I looked back at him as he handed me the gauze and a wrap. 

“How do I do this without contaminating the wound?”

He looked at me very seriously as he handed me the gauze and wrap. 

“Here’s what I want you to do. Go to the bathroom. Do not touch anything. Do not go into the stall. Do not wash your hands. DO NOT TOUCH ANYTHING. Pull down your pants, take the old gauze off, put the new gauze on, wrap it, and come out. Just don’t touch anything.”

I laughed and smiled at him. 

This is hilarious.

I headed to the bathroom door, putting pressure on my leg with one hand, and holding the fresh materials he gave me in the other. 

I balanced on one leg and brought the other high up to hit the handicap automatic door button with my foot. I smiled as it opened.

I walked into the bathroom and two women were in there talking. 

Good thing I have on underwear! Hahaha.

I pulled down my pajama pants, replaced the gauze, threw out the old stuff, and headed back out to the waiting room, laughing to myself. 

Those people probably thought I was crazy. Oh well. 

Luckily I didn’t have to wait long for them to grab me from the waiting room.

The nurse led me back to the treatment area, and I relayed how my cat jumped off my lap and gave me this cut. Ovaltine everywhere.

I was in good spirits. This was a ridiculous story. 

Someone came in to sanitize and numb up the area, and then I waited for them to come back to give me stitches.

I had to pee, but I didn’t want to risk contaminating this thing. 

I waited for an hour for them to come back and give me stitches. I could not hold it anymore. Damnit.

I called the ER nurse in, and she gave me some gauze to hold over it while I used the restroom. Again, “don’t let anything touch it.”

Cool. I’ve got this. 

Hospital gowns are always too big on me. I tried to bundle all of it into one hand and hold the gauze with the other. 

I don’t have a free hand to wipe with! How am I going to do this?

I tried to carefully transfer both the gown and the gauze into one hand, and reached for the toilet paper with the other. 

I heard a splash. 

The gown had fallen into the toilet. 

Well, shit. 

I removed the gown from the rest of me, finished my business, washed my one free hand, and proceeded to hit the call button.
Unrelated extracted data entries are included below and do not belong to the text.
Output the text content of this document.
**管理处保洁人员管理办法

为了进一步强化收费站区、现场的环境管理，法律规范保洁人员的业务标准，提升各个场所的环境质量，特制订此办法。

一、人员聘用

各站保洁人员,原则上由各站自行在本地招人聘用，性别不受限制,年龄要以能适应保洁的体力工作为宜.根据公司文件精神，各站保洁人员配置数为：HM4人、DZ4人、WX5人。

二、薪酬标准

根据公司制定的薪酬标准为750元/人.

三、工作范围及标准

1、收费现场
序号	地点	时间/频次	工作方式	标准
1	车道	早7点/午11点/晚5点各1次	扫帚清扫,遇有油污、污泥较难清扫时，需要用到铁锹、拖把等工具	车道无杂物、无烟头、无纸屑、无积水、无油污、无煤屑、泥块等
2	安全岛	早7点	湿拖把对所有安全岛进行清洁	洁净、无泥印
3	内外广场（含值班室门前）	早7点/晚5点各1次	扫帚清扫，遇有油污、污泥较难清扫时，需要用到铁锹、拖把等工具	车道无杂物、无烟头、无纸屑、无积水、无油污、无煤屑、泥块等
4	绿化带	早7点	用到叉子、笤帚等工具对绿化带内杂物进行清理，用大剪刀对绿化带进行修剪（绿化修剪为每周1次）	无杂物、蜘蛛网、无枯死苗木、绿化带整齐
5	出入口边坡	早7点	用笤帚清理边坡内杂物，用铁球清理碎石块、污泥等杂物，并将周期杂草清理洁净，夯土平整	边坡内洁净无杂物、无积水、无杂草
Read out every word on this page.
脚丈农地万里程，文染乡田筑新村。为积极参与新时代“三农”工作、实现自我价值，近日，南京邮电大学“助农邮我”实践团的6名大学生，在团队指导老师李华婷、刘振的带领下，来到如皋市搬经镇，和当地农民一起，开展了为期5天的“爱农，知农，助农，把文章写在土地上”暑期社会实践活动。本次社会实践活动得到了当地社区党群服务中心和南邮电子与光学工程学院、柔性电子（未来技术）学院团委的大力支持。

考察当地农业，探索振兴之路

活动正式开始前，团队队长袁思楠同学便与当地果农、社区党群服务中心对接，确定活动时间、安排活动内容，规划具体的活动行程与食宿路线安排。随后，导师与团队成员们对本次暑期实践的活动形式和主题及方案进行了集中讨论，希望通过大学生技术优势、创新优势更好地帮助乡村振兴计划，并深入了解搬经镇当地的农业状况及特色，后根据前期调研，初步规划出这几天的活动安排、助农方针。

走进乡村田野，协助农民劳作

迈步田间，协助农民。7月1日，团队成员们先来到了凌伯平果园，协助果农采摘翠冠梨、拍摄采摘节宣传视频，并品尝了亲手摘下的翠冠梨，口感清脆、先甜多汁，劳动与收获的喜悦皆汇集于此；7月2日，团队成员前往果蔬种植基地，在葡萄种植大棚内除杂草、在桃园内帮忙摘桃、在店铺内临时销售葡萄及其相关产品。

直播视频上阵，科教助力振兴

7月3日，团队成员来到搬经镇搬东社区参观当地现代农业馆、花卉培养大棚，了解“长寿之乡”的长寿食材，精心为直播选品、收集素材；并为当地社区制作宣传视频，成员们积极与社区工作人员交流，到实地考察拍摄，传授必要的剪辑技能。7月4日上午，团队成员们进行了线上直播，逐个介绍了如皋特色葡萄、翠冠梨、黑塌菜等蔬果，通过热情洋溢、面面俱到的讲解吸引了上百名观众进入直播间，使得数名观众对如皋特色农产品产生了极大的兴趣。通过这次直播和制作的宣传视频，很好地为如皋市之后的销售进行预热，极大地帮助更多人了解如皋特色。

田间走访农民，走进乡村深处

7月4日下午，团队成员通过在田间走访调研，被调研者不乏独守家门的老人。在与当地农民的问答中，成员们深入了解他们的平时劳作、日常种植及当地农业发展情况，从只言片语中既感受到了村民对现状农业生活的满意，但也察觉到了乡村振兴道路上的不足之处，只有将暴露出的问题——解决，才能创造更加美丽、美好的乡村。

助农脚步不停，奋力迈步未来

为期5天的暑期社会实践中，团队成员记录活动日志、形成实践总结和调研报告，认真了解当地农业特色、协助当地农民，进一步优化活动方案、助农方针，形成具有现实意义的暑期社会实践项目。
Never removing the gauze. Again grateful to be wearing underwear. 

The nurse cracked the door open. She took one look at me, looked at the toilet, and looked back at me as I smiled at her guiltily. “I’ll go get another gown,” she said. 

The whole experience was funny to me. I finally got stitched up and on my way twenty or thirty minutes later. I am not sure if any of the nurses or doctors really believed this was from a cat scratch. 

15 stitches I counted in my leg. 

15. 

Now that I know I have vEDS, and I know my thin skin is part of my condition, I look back at this story and other stories like it and think it was so obvious.

My dad used to tell me that scars are cool. My entire body is covered in scars. They tell my story.

My belly button ring ripped out when it caught on a counter, I’ve had 12 stitches from a warehouse rehab job I worked on with my dad, I’ve been cut open by bumping into the side of the cooler at the convenience store where I used to work…the stories are seemingly endless. I even cut my knee open on a couch when I was nine. 

A couch. 

My skin is thin on the bottom of my feet too. When I was a kid, I used to marvel at how many rough surfaces my brother could walk on barefoot. My grandparents had a gravel driveway, and he would just walk on the gravel, no big deal.

I can remember trying to persevere through pain walking on the stones barefoot. Thinking if I did it long enough I would be able to do it too. Maybe I would get callused feet and it wouldn’t be as painful. 

I never could. It hurt too bad, bruising the bottom of my feet. 

I look at the bottom of my feet now and see my veins through the thin skin. I giggle to myself. That was a child’s game, and now I know what it all means. 

This thin fragile skin is from a genetic condition. There is nothing I can really do to change it, and it is the least of my worries. 

With the risk of arteries dissecting, or my arteries and organs rupturing from vEDS, I appreciate these signs that were missed before. And while I might be thin-skinned in appearance, I think the frequent injuries have made me tougher when it comes to dealing with new ones. Each injury is story, waiting to be told.